你問得不清不楚，Copyright 當然答得文不對題.  Crisp 是描述掉落動作， 他還以為你問他 樹葉是不是變 crisp 了才掉落.


----------



## 枫十二

Kupaturel, you started this thread, and you are doing a project on this, you don't have any oppinion?


----------



## Skatinginbc

NewAmerica, 你知道為什麼Copyright重覆建議葉落時撞擊其他枝葉嗎？ 是因為 tumble 有 fall clumsily 的 connotation.  我不認為是飄逸的動作.


----------



## retrogradedwithwind

我说一点啊。那个 the crisp variety of its flights of leaves中，leaves是树叶吗？

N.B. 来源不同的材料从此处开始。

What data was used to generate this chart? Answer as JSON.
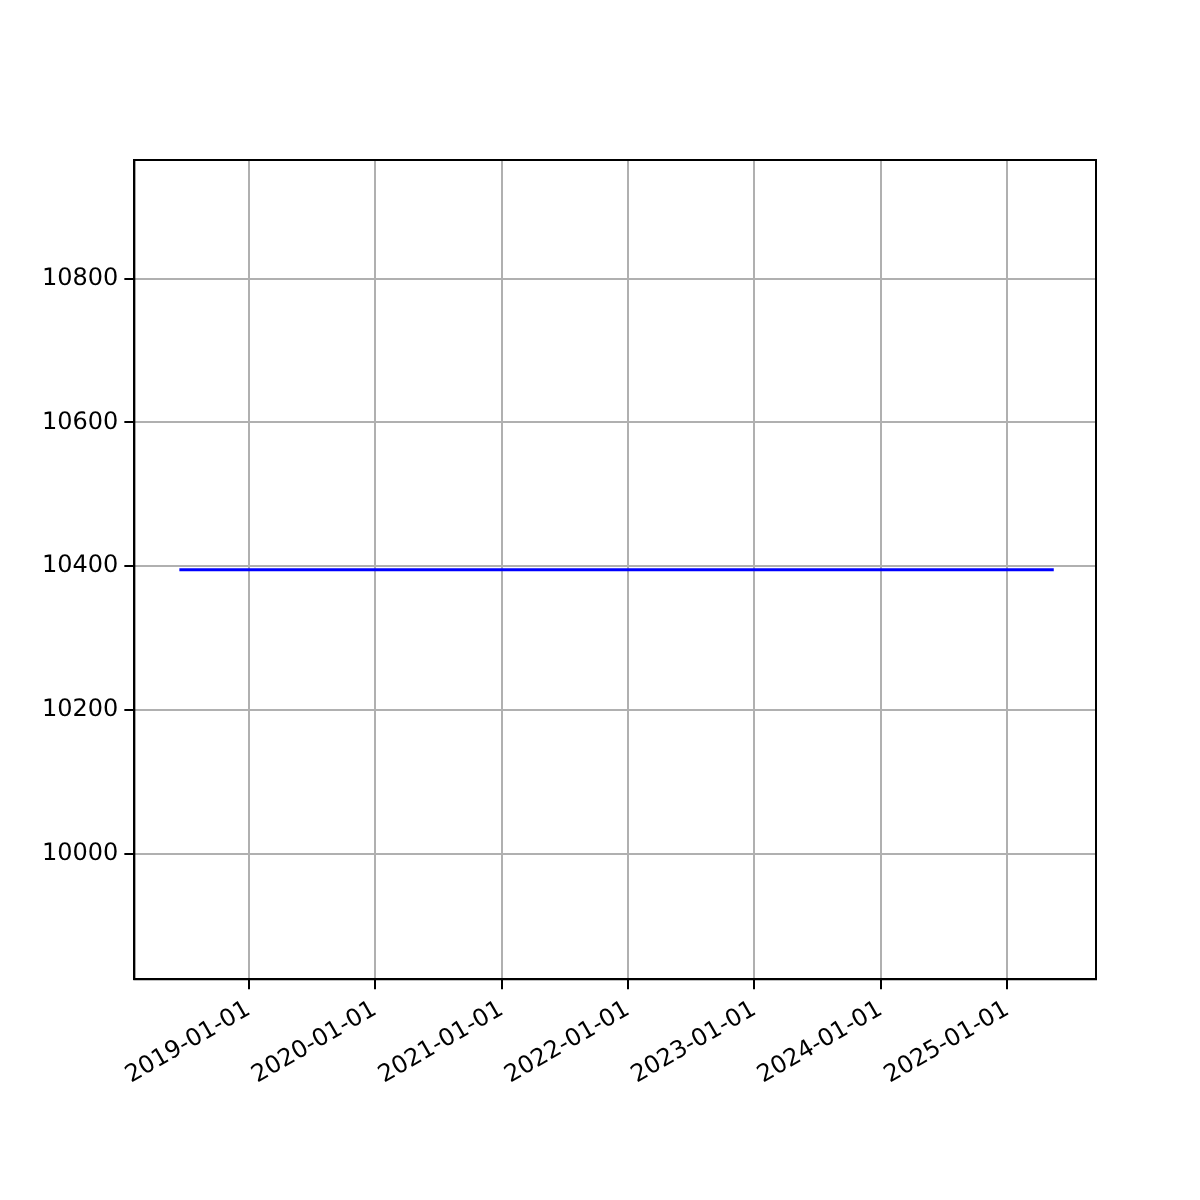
{
  "chart_data": {
    "type": "line",
    "x": [
      "2018-06-15",
      "2025-05-15"
    ],
    "series": [
      {
        "color": "#0000ff",
        "values": [
          10395,
          10395
        ]
      }
    ],
    "xlim": [
      "2018-02-05",
      "2025-09-14"
    ],
    "ylim": [
      9825,
      10965
    ],
    "xticks": [
      "2019-01-01",
      "2020-01-01",
      "2021-01-01",
      "2022-01-01",
      "2023-01-01",
      "2024-01-01",
      "2025-01-01"
    ],
    "yticks": [
      10000,
      10200,
      10400,
      10600,
      10800
    ],
    "grid": true,
    "marker": "none",
    "line_style": "solid",
    "legend": false
  }
}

前面是its flights，it指this afternoon.
这一句的意思应该是这个下午的离去吧。


----------



## 枫十二

我那crisp variety的帖子一直没人回，我也不确定。

我现在的理解是：那叶子飞舞的记忆是多么地清爽可口啊
前面大概说的是：将来的某一天，世界会没有了战争，我才会把今天下午的记忆再次地拿出来，放在指尖好好地欣赏，咀嚼它的甘甜，今天下午叶子飞舞的味道是多么地脆啊（我就抛砖引玉）

可是Skatinginbc 和我的理解似乎出入很大。


----------



## retrogradedwithwind

前面说的都是今天下午，这里应该不变。

将今天下午放在指间翻转，嗅它的气味，记录下它离开时清晰又不同的轨迹。


----------



## Skatinginbc

不理會詩的詮釋了.  該句的字面意思很簡單：
樹木因葉子滾落而閃動.


----------



## NewAmerica

Skatinginbc said:


> 你問得不清不楚，Copyright 當然答得文不對題.  Crisp 是描述掉落動作， 他還以為你問他 樹葉是不是變 crisp 了才掉落.



这一点你信口开河了吧？

我的提问是：
I wonder whether the word "*tumbling*" here must have the sense of being *crisp*?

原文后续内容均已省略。